Таковы были слова профессора, вернее, слова судьбы, произнесенные на мою погибель. По мере того как он говорил, я чувствовал, что схватился наконец с достойным противником; он затрагивал одну за другой сокровенные фибры моей души, заставлял звучать струну за струною, и скоро я весь был полон одной мыслью, одной целью. Если столько уже сделано — восклицала душа Франкенштейна — я сделаю больше, много больше; идя по проложенному пути, я вступлю затем на новый, открою неизведанные еще силы и приобщу человечество к глубочайшим тайнам природы.

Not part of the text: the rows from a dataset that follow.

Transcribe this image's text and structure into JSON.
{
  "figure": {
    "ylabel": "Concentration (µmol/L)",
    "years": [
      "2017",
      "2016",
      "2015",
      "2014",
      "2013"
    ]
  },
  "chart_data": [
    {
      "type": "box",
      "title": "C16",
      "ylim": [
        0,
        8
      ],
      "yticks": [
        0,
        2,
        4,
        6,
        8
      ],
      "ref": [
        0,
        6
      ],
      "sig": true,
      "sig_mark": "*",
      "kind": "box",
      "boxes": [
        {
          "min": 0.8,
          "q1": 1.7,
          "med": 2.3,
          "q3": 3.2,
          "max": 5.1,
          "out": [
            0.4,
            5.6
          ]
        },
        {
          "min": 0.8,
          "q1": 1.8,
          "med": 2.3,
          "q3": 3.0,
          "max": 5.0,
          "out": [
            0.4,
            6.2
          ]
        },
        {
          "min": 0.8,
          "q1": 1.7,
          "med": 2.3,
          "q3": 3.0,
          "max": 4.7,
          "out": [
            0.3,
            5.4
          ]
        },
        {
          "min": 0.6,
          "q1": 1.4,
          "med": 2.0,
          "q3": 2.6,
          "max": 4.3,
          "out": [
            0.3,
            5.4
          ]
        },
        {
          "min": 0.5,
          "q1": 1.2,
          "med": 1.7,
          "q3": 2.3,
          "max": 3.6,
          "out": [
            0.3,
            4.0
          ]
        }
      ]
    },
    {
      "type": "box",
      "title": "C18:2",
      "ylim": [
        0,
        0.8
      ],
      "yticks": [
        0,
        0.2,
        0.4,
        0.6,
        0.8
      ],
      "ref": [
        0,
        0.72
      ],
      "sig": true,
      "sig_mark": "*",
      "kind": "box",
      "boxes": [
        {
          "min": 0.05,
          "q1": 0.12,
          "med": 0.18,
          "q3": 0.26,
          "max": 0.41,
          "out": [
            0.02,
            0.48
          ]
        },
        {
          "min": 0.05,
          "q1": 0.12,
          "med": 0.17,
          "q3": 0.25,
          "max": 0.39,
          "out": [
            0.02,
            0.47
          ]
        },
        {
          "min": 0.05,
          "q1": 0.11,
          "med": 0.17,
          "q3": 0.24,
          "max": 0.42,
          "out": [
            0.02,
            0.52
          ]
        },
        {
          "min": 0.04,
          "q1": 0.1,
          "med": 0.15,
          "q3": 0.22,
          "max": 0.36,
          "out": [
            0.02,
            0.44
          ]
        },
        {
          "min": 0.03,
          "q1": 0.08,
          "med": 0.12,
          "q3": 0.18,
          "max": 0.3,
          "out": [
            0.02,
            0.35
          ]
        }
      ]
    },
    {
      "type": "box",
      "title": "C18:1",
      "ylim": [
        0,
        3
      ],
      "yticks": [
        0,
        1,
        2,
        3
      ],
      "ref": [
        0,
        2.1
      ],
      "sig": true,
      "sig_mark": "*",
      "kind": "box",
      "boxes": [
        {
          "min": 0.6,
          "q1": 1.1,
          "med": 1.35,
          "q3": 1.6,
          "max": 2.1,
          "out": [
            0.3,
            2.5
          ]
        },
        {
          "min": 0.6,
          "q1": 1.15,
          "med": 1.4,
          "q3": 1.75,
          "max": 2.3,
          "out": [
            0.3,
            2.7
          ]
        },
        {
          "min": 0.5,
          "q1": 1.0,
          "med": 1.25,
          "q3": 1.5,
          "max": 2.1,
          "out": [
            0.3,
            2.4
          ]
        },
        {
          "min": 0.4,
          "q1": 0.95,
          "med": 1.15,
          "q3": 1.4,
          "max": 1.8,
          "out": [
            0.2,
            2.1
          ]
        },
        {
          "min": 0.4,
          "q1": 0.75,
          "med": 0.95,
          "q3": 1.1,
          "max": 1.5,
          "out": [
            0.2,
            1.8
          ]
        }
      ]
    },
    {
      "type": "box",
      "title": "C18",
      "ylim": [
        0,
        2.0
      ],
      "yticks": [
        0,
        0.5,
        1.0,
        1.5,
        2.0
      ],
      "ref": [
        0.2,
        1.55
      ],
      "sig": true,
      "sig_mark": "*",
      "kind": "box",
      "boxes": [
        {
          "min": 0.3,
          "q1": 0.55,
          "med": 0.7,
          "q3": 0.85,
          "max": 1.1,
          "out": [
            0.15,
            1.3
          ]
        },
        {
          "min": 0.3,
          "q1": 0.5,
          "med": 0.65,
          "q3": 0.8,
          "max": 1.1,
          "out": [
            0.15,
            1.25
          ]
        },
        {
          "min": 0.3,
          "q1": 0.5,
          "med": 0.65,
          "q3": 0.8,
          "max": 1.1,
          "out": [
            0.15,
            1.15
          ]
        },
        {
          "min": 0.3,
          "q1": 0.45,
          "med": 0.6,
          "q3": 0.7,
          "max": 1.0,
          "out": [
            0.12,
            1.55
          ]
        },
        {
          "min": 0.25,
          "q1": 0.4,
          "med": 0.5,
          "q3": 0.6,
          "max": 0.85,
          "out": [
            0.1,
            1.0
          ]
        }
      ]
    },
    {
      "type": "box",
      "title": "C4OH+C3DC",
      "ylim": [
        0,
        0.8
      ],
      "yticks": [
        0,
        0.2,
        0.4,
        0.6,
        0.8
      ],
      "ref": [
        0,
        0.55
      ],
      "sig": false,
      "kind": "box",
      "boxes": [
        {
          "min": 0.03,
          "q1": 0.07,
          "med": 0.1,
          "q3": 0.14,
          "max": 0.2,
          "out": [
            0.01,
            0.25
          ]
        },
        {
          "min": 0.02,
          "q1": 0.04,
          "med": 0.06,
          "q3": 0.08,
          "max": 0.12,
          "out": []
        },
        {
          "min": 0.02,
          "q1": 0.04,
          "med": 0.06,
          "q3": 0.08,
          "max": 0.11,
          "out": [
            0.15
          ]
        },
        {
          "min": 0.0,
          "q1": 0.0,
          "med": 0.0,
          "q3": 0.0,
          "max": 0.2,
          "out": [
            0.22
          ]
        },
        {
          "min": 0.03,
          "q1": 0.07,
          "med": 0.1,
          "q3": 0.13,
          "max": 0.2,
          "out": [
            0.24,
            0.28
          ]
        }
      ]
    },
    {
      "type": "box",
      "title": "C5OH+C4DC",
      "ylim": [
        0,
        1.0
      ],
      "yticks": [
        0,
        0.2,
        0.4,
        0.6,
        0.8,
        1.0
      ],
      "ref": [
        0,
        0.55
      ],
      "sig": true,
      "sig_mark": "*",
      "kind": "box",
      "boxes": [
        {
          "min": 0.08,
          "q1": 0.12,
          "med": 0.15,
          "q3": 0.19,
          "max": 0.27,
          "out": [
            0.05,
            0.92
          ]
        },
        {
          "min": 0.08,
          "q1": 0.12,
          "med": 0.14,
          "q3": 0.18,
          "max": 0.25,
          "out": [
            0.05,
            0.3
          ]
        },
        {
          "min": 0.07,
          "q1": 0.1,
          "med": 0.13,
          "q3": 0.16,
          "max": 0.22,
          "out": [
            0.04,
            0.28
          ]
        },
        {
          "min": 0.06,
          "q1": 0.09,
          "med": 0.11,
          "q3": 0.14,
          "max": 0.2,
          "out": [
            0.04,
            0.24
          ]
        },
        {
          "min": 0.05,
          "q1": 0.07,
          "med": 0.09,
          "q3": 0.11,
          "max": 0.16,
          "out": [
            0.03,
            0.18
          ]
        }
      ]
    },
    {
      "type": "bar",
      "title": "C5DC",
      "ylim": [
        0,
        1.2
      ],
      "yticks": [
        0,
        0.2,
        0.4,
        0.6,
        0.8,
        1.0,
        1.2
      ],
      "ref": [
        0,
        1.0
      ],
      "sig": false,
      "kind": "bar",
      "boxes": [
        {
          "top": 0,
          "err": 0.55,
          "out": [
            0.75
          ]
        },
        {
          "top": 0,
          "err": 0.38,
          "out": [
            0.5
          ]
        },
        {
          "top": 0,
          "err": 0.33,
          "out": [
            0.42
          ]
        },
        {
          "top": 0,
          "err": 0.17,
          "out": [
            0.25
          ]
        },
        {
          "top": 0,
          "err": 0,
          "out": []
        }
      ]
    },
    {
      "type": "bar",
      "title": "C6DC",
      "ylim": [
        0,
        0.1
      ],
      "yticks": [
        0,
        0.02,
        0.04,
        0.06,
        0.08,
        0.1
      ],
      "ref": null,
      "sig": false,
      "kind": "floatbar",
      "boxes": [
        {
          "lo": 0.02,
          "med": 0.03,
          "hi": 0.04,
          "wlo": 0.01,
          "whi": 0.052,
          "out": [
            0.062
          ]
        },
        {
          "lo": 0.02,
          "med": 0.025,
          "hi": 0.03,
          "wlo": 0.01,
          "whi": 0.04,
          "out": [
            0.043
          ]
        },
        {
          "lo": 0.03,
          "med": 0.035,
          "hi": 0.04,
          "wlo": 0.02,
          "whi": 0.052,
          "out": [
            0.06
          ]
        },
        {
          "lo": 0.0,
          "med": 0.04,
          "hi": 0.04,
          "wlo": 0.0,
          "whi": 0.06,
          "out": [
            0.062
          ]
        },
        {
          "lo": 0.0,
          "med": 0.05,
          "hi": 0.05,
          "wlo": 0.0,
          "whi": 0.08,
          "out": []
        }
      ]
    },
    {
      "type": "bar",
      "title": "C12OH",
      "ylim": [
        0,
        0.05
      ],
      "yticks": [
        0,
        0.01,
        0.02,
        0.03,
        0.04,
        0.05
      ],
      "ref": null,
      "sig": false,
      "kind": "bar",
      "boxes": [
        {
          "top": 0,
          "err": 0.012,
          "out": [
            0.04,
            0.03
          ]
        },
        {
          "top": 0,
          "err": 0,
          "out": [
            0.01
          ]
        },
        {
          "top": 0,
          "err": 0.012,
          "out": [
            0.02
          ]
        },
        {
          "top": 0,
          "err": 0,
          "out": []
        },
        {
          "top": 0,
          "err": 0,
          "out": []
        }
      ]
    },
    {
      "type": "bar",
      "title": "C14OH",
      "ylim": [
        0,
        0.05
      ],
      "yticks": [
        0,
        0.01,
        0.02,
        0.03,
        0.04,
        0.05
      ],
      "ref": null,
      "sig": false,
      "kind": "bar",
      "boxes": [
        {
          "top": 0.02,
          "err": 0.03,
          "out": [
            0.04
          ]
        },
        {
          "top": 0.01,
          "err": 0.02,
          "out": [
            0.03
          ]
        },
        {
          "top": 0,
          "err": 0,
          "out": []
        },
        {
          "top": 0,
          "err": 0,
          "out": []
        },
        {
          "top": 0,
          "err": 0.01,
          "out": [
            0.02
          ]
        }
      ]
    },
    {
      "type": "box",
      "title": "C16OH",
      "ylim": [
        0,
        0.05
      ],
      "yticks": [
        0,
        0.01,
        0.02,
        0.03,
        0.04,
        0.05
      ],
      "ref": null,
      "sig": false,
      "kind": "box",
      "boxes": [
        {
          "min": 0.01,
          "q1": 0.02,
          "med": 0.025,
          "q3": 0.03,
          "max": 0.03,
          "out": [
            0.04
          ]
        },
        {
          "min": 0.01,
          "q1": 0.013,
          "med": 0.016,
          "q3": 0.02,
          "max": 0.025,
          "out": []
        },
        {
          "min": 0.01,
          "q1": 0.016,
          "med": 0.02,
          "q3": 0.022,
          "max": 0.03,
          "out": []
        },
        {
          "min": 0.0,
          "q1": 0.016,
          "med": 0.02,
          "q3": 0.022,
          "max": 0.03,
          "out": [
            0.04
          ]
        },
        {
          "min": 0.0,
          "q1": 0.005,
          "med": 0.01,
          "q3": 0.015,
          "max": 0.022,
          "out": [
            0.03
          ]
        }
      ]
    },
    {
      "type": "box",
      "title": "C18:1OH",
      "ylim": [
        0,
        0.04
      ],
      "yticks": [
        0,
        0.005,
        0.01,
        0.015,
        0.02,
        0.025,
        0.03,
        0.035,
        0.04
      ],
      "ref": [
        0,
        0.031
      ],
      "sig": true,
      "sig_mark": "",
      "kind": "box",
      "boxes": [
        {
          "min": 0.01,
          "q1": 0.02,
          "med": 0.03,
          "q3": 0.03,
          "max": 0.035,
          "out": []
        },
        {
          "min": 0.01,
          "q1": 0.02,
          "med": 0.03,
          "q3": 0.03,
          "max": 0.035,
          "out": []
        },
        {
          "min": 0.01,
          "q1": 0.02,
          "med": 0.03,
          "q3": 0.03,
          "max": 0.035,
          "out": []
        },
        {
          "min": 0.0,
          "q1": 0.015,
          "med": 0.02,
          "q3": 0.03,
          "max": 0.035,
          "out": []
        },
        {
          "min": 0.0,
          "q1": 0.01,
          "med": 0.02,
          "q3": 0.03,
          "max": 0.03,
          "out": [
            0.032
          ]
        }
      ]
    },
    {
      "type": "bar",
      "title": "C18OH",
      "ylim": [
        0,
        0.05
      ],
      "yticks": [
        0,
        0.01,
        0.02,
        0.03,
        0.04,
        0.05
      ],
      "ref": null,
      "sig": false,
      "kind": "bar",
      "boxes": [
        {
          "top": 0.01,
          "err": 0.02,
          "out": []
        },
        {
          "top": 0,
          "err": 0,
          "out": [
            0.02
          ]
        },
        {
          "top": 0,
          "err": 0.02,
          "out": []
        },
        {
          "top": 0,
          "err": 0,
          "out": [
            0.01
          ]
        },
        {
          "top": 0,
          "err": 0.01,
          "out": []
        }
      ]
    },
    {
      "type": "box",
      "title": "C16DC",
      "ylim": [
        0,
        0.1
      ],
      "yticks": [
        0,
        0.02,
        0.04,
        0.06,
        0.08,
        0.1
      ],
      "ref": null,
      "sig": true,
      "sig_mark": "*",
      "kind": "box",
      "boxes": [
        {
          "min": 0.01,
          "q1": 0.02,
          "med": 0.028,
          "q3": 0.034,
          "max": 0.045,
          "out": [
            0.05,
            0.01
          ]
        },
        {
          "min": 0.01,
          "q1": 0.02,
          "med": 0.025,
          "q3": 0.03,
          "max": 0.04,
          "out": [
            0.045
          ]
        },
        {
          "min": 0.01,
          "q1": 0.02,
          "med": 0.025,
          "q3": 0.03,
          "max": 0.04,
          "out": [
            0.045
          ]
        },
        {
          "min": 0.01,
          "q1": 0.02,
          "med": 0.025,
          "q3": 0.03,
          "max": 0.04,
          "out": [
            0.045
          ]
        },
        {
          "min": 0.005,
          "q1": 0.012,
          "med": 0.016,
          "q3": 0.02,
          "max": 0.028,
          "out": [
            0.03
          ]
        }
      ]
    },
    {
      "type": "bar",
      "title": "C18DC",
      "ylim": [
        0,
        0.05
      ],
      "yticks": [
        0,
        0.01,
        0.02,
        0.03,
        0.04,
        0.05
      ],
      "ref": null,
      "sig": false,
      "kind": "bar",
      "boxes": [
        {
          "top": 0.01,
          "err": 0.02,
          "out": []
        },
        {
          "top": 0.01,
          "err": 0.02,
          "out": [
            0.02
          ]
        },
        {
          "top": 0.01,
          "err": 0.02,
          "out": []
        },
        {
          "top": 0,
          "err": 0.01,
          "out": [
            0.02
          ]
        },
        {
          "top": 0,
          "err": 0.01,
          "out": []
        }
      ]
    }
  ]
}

В ту ночь я не сомкнул глаз. Все в моей душе бурно кипело; я чувствовал, его из этого возникнет новый порядок, но не имел сил сам его навести. Сон снизошел на меня лишь на рассвете. Когда я проснулся, ночные мысли представились мне каким-то сновидением. Осталось только решение возвратиться к прежним занятиям и посвятить себя науке, к которой я имел, как мне казалось, врожденный дар. В тот же день я посетил г-на Вальдмана. В частной беседе он был еще обаятельней, чем на кафедре; некоторая торжественность, заметная в нем во время лекций, в домашней обстановке сменилась непринужденной приветливостью и добротой. Я рассказал ему о своих занятиях почти то же, что уже рассказывал его коллеге. Он внимательно выслушал мою краткую повесть и улыбнулся при упоминании о Корнелии Агриппе в Парацельсе, однако без того презрения, какое обнаружил г-н Кремпе. Он сказал, что «неутомимому усердию этих людей современные ученые обязаны многими основами своих званий. Они оставили нам задачу более легкую: дать новые наименования и расположить в строгом порядке факты, впервые обнаруженные с их помощью. Труд гениев, даже ложно направленный, почти всегда в конечном итоге служит на благо человечества». Я выслушал эти замечания, высказанные без малейшей аффектации или самонадеянности, и сказал, что его лекция уничтожила мое предубеждение против современных химиков; я говорил сдержанно, со всей скромностью и почтительностью, подобающей юнцу в беседе с наставником, и ничем не выдал, стыдясь проявить свою житейскую неопытность, энтузиазма, с каким готовился взяться за дело. Я спросил его совета относительно нужных мне книг.